Der zuständige IX. Zivilsenat des Bundesgerichtshofs (BGH) hat mit seinem Urteil in Sachen IX ZR 127/24 die Rechte anspruchsberechtigter Insolvenzgläubiger gestärkt.
Damit habe der BGH die Klage einer deutschen Kapitalanlagegesellschaft verworfen, die Ansprüche in Höhe von rund 9 Mrd. EUR als einfache und somit gleichrangige Insolvenzforderungen nach § 38 der Insolvenz-Ordnung (InsO) zur Insolvenztabelle angemeldet hatte.
„Als Geschäftsführer des beklagten gemeinsam Vertreters der Anleihegläubiger begrüße ich die Entscheidung des Bundesgerichtshofs, weil die Ansprüche von regulären Insolvenzgläubigern aus erbrachter Liquidität, Dienstleistungen oder Lieferungen nicht durch Spekulanten verwässert werden dürfen“, so Dr. Frank Nikolaus, Geschäftsführer der in Düsseldorf ansässigen Alpine2Ocean Capital Advisers (A20), vormals K & E Treuhand GmbH, die Entscheidung.
Die Klägerin hatte den Insolvenzverwalter der Wirecard AG und den gemeinsamen Vertreter der Anleihegläubiger verklagt, weil beide Schadensersatzansprüchen von gut drei Dutzend institutioneller Anleger als Insolvenzforderungen bestritten hatten. Diese professionell gemanagten Fonds hatten in Wirecard-Aktien spekuliert.
Für den gemeinsamen Vertreter des Anleihegläubiger verweist der Geschäftsführer anlässlich der BGH-Entscheidung darauf, dass der Gesetzgeber „dennoch die Kapitalmarkt-Schutzvorschriften für Insolvenzfälle klarer regeln sollte“.

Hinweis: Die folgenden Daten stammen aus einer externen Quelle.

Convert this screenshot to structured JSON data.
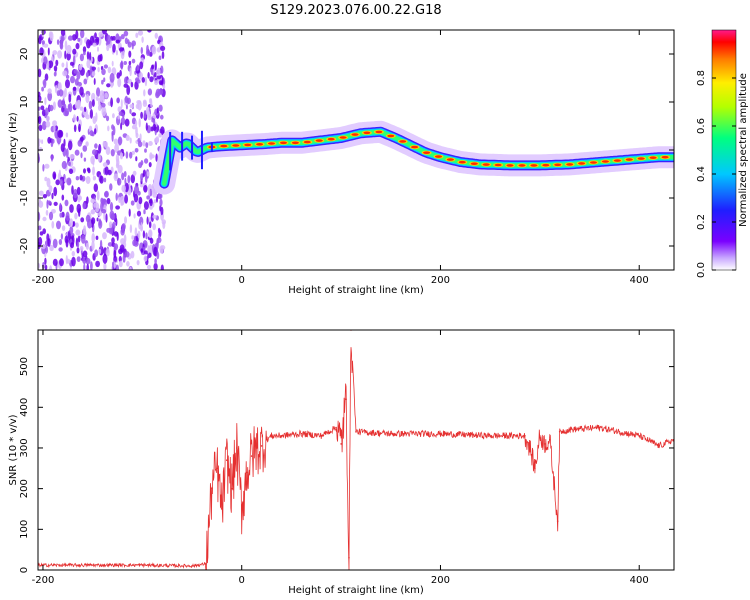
{
  "title": "S129.2023.076.00.22.G18",
  "colors": {
    "snr_line": "#e53030",
    "scatter": "#7a1fe0",
    "colormap": [
      "#ffffff",
      "#d9b8ff",
      "#7a00ff",
      "#1f1fff",
      "#00c8ff",
      "#00ff80",
      "#b4ff00",
      "#ffee00",
      "#ff7a00",
      "#ff0000",
      "#ff1a8c"
    ]
  },
  "chart_data": [
    {
      "type": "heatmap",
      "name": "spectrogram",
      "xlabel": "Height of straight line (km)",
      "ylabel": "Frequency (Hz)",
      "xlim": [
        -205,
        435
      ],
      "ylim": [
        -25,
        25
      ],
      "xticks": [
        "-200",
        "0",
        "200",
        "400"
      ],
      "yticks": [
        "20",
        "10",
        "0",
        "-10",
        "-20"
      ],
      "colorbar": {
        "label": "Normalized spectral amplitude",
        "range": [
          0,
          1
        ],
        "ticks": [
          "0.0",
          "0.2",
          "0.4",
          "0.6",
          "0.8"
        ]
      },
      "noise_region_x": [
        -205,
        -78
      ],
      "ridge": {
        "x": [
          -78,
          -70,
          -62,
          -55,
          -45,
          -35,
          -20,
          0,
          20,
          40,
          60,
          80,
          100,
          120,
          140,
          155,
          170,
          185,
          200,
          220,
          240,
          270,
          300,
          330,
          360,
          390,
          420,
          435
        ],
        "y": [
          -7,
          2,
          0.5,
          1.5,
          -0.5,
          0.5,
          0.8,
          1,
          1.2,
          1.5,
          1.5,
          2,
          2.5,
          3.5,
          3.8,
          2.5,
          1,
          -0.5,
          -1.5,
          -2.5,
          -3,
          -3.2,
          -3.2,
          -3,
          -2.5,
          -2,
          -1.5,
          -1.5
        ]
      }
    },
    {
      "type": "line",
      "name": "snr",
      "xlabel": "Height of straight line (km)",
      "ylabel": "SNR (10 * v/v)",
      "xlim": [
        -205,
        435
      ],
      "ylim": [
        0,
        590
      ],
      "xticks": [
        "-200",
        "0",
        "200",
        "400"
      ],
      "yticks": [
        "0",
        "100",
        "200",
        "300",
        "400",
        "500"
      ],
      "series": [
        {
          "x": [
            -205,
            -100,
            -50,
            -36,
            -30,
            -25,
            -20,
            -15,
            -10,
            -5,
            0,
            5,
            10,
            15,
            20,
            25,
            30,
            40,
            60,
            80,
            95,
            100,
            105,
            108,
            110,
            115,
            150,
            200,
            250,
            285,
            290,
            295,
            300,
            305,
            310,
            318,
            320,
            330,
            360,
            380,
            400,
            420,
            435
          ],
          "y": [
            12,
            12,
            10,
            15,
            200,
            250,
            150,
            270,
            200,
            300,
            150,
            240,
            280,
            300,
            305,
            320,
            330,
            330,
            335,
            330,
            350,
            310,
            420,
            30,
            590,
            340,
            335,
            335,
            330,
            330,
            300,
            250,
            330,
            310,
            320,
            120,
            340,
            345,
            350,
            340,
            330,
            305,
            320
          ]
        }
      ]
    }
  ]
}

Seit über 25 Jahren verhindere die moderne deutsche Insolvenzordnung Nachteile für anspruchsberechtigte, „natürliche“ Insolvenzgläubiger wie Anleihegläubiger und verursache damit im internationalen Vergleich in hohen Maße Finanzierungssicherheit.
„Über den Gläubigerschutz hinaus untermauert die Entscheidung auch die Bedeutung, den Stellenwert und die Verlässlichkeit verbriefter Gläubigeransprüche bei Unternehmensanleihen als Treiber zur Finanzierung von Investitionen und Wirtschaftswachstum“, so Nikolaus.
Hintergrund
Mit Beschluss vom 25. August 2020 eröffnet das Amtsgericht München das Insolvenzverfahren über das Vermögen der Wirecard AG sowie sechs weiterer deutscher Wirecard-Gesellschaften und bestellt Dr. jur. Michael Jaffé von der Kanzlei JAFFÉ Rechtsanwälte Insolvenzverwalter jeweils zum Insolvenzverwalter.
Im Frühjahr 2021 bestreitet der gemeinsame Vertreter der Anleihegläubiger Forderungen von Eigenkapitalgebern zur Wirecard-Insolvenztabelle.
Insolvenzverfahren dienen der Gläubigerbefriedigung und Eigenkapitalgebern stehe im Rahmen eines Insolvenzverfahrens kein Schadensersatz zu, der angeblich durch fehlerhafte und unterlassene Kapitalmarktinformationen der Wirecard entstanden sei.
Im Sommer 2021 verklagt die Union Investment sowohl den Insolvenzverwalter von Wirecard als auch den gemeinsamen Vertreter der Anleihegläubiger beim Landgericht München.
Im Spätherbst 2022 weist das Landgericht (LG) München die Klage ab. Ansprüche, die auf einer Aktionärsstellung beruhen, begründen keinen Vermögensanspruch gegen die insolvente Wirecard und können somit grundsätzlich nicht zur Insolvenztabelle angemeldet werden. Eine Schadensersatzforderung von Eigenkapitalgebern als spekulativer Aktionärsanspruch könne nicht mit gewöhnlichen Gläubigeransprüchen gleichgesetzt werden. Sie gehe zu Lasten der Insolvenzgläubiger und sei „mit den maßgeblichen Grundwerten des Insolvenzrechts nicht vereinbar“.
Zum Jahresende 2022 geht Union Investment in Berufung beim OLG München.
Im Herbst 2024 entscheidet das OLG München in einem Zwischenurteil in diesem Pilotverfahren ausschließlich über die Zulässigkeit der Klage. Bislang sei höchstrichterlich nicht entschieden, ob Schadensersatzforderungen von Eigenkapitalgebern Insolvenzforderungen im Sinne der Insolvenzordnung seien. Deswegen lässt das OLG die Revision zu.